"Ini pengalaman saya saat mengisi waktu liburan 3 bulan. Kenangan bersama teman-teman yang kini sudah tidak bertemu setiap hari"
Cerita ini berawal ketika malam itu Mas Yana mengajak aku dan teman-teman #dekade nggowes. Lalu setelah menghubungi beberapa teman, kami sepakat gowes besok pagi dengan tujuan ke Makam Raja Imogiri. Yuhuu, dengan senang hati aku ikut. Kami janjian jam 5.45 kumpul di sekolah. Setelah sms sana sini ternyata yang akan ikut adalah Mas Yana, aku, Arina, Bangkit, Dhimas, dan Ilham. Tadinya Mas Yana ngajak Tunggul, tapi Tunggul nggak janji bisa bangun pagi *kebiasaan* Haha.
Setelah mendapat kepastian tentang gowes besok pagi, aku sengaja tidur lebih awal agar besoknya nggak ngantuk. Sehabis Isya aku tidur, tapi tengah malam aku sudah bangun, jam 1 lebih 15 aku bangun dan sialnya nggak bisa tidur lagi *kebiasaan begadang*. Aku putuskan membuka laptop untuk mengurangi keheningan malam itu. Dan tak terasa waktu menunjukkan pukul 3 kurang 15 ketika pondok sebelah sudah mulai membangunkan santrinya. Saat itu, barulah rasa kantuk menyerangku perlahan-lahan dan mulailah ada niatan untuk kembali terlelap. Ku setting alarm pukul 5 agar tidak tergesa-gesa persiapannya. Dalam tidur singkat itu, aku sempat bermimpi kalau sepedaku dalam keadaan rusak, perasaan dongkol dalam mimpi inilah yang membuat aku tidak mendengar kalau alarm sudah berbunyi dengan anggunnya.
Dan tiba-tiba aku terbangun dengan bingungnya, kulihat jam dan ternyata sudah menunjukkan pukul 6.10. Siaaaaal aku kesiangan. Kubuka hape dan ternyata ada sms masuk dari Bangkit.
" Na sido melu ra?" kata dia.
" Kowe wes mangkat? mending mangkato ndisik, nko tak susul sak ketuke. Rasah nunggu aku, aku kawanen rek. Andani rutene wae" balasku dengan sedikit bingung.
Setelah tahu rutenya, aku cepat-cepat mandi dan siap-siap, untung saat itu aku sedang halangan jadi nggak dapet dosa walau nggak sholat. Hehe. Ibuku sedikit terlihat bingung ketika aku selesai mandi, mungkin heran kenapa aku bangun tidur langsung mandi.
" Mau kemana?" tanya ibuku.
" Loh. Kan aku wes ngomong nek mau nggowes, lha ini wes ditinggal. aku mau nyusul. Sepedaku tolong dikeluarkan ya." jawakbku.

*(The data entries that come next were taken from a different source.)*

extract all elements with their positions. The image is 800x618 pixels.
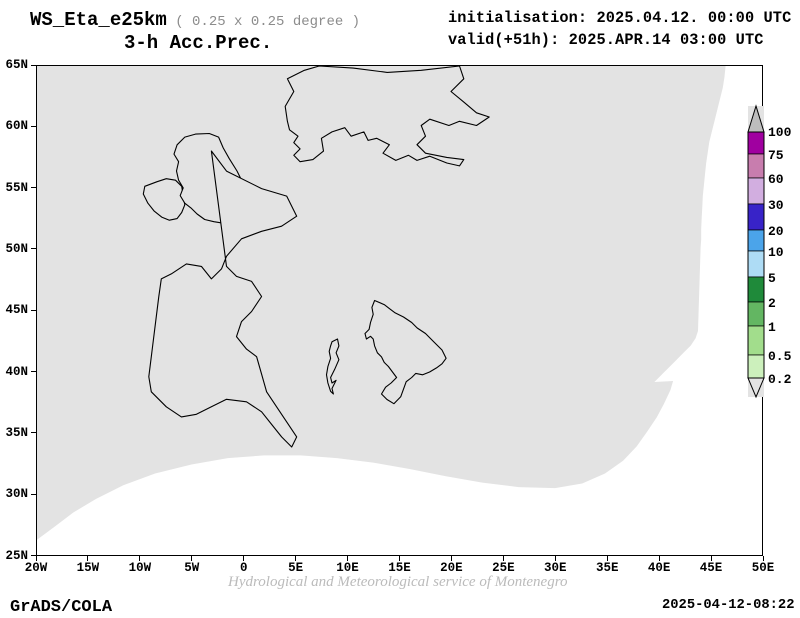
svg-text:100: 100 — [768, 125, 792, 140]
svg-text:60: 60 — [768, 172, 784, 187]
svg-text:75: 75 — [768, 148, 784, 163]
svg-text:0.5: 0.5 — [768, 349, 792, 364]
svg-text:20: 20 — [768, 224, 784, 239]
svg-text:0.2: 0.2 — [768, 372, 792, 387]
svg-text:30: 30 — [768, 198, 784, 213]
svg-text:1: 1 — [768, 320, 776, 335]
svg-text:10: 10 — [768, 245, 784, 260]
svg-text:5: 5 — [768, 271, 776, 286]
svg-text:2: 2 — [768, 296, 776, 311]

"Oo kamu masang alarm jam 5 yo?"
"Iyalah, lha kok gak digugah?"
"Lha aku gak reti. Yo tak nengke wae"
"Welhaa wong tadi malem aku dah ngomong nek mau gowes jam 5.45 tooo" jawabku sedikit kesal.
Lalu dengan cepat aku mengambil hape dan uang sebagai bekal pagi itu. Ibuku menyuruhku sarapan terlebih dahulu tapi aku menolaknya dengan alasan wes ditinggal. Okee kuraih sepeda dan saat itu bapak ngomong.

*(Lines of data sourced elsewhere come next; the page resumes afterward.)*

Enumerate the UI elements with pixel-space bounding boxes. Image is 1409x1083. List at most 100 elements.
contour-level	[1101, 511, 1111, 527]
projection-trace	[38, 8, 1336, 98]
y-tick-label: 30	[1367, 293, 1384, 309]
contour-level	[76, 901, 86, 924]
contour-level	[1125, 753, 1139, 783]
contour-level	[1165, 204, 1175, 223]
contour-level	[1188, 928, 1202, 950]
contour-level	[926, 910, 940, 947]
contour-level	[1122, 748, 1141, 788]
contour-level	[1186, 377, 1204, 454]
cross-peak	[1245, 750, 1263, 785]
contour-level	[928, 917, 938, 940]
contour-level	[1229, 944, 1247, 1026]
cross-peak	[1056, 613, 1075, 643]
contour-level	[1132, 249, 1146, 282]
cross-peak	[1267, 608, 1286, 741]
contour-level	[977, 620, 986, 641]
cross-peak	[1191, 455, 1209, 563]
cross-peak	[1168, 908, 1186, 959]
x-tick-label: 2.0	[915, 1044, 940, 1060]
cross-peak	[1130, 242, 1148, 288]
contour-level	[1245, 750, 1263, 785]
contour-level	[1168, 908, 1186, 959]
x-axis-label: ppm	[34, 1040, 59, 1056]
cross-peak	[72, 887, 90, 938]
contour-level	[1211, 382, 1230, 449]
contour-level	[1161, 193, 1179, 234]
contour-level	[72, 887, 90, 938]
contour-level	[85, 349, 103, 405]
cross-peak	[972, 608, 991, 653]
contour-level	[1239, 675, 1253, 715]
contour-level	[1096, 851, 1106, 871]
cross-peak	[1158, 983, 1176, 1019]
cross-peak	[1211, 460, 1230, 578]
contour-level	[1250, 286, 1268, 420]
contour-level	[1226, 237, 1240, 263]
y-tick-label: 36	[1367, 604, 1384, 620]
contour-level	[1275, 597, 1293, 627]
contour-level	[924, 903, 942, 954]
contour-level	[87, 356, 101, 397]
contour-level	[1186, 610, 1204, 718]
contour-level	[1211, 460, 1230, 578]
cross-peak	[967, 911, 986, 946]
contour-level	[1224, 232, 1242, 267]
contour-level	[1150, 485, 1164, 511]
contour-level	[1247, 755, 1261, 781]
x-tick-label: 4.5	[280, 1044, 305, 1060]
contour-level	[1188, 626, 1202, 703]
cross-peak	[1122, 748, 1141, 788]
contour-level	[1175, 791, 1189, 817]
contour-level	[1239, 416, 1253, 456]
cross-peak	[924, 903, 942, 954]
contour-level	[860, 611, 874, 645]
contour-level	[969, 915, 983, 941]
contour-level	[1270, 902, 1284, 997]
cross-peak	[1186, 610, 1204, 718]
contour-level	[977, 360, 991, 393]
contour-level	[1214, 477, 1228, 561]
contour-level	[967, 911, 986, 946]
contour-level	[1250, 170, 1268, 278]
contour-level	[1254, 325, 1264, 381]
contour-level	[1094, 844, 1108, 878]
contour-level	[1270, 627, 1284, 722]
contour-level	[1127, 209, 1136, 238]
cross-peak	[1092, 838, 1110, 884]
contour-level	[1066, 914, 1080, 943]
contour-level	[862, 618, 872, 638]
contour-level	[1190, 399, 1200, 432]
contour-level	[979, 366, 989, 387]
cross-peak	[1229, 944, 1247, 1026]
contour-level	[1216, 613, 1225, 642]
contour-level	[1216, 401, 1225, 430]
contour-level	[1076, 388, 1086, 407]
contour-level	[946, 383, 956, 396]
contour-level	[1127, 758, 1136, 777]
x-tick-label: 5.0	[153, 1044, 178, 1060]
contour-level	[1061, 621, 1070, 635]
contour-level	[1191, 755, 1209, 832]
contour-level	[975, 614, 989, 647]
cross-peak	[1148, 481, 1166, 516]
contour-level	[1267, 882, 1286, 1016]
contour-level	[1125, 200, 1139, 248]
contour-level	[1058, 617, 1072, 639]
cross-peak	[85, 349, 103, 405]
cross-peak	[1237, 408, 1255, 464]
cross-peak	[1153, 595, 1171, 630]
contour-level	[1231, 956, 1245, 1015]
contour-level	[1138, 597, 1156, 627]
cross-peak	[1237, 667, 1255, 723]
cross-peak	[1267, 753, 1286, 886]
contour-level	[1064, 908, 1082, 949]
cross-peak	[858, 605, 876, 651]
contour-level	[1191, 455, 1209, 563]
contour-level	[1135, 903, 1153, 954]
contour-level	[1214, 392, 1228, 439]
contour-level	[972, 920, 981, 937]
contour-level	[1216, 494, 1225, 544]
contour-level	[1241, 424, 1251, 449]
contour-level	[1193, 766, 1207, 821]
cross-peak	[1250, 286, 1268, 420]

"Dikompakke sek ben ra bocor" suruhnya
Kujawab singkat sembari berpamitan, dan berangkaaaat. Aku memilih lewat ring road selatan agar lebih cepat menembus jalan Imogiri Barat. Sambil mengayuh sepeda aku juga memperhatikan sekitar siapa tau ada bengkel buka. Tapi tak pikir-pikir, apa ada bengkel buka jam segitu? Kalaupun ada mesti nggak semua bengkel punya kompa yg khusus buat fixie, apalagi itu daerah bukan kota, pastinya sulit. Hehe. Kupastikan bahwa banku masih kuat menopang tubuhku sampai Imogiri nanti. Langsung saja kupacu sepeda dengan kecepatan tinggi agar bisa menyusul teman-temanku yang sudah berangkat.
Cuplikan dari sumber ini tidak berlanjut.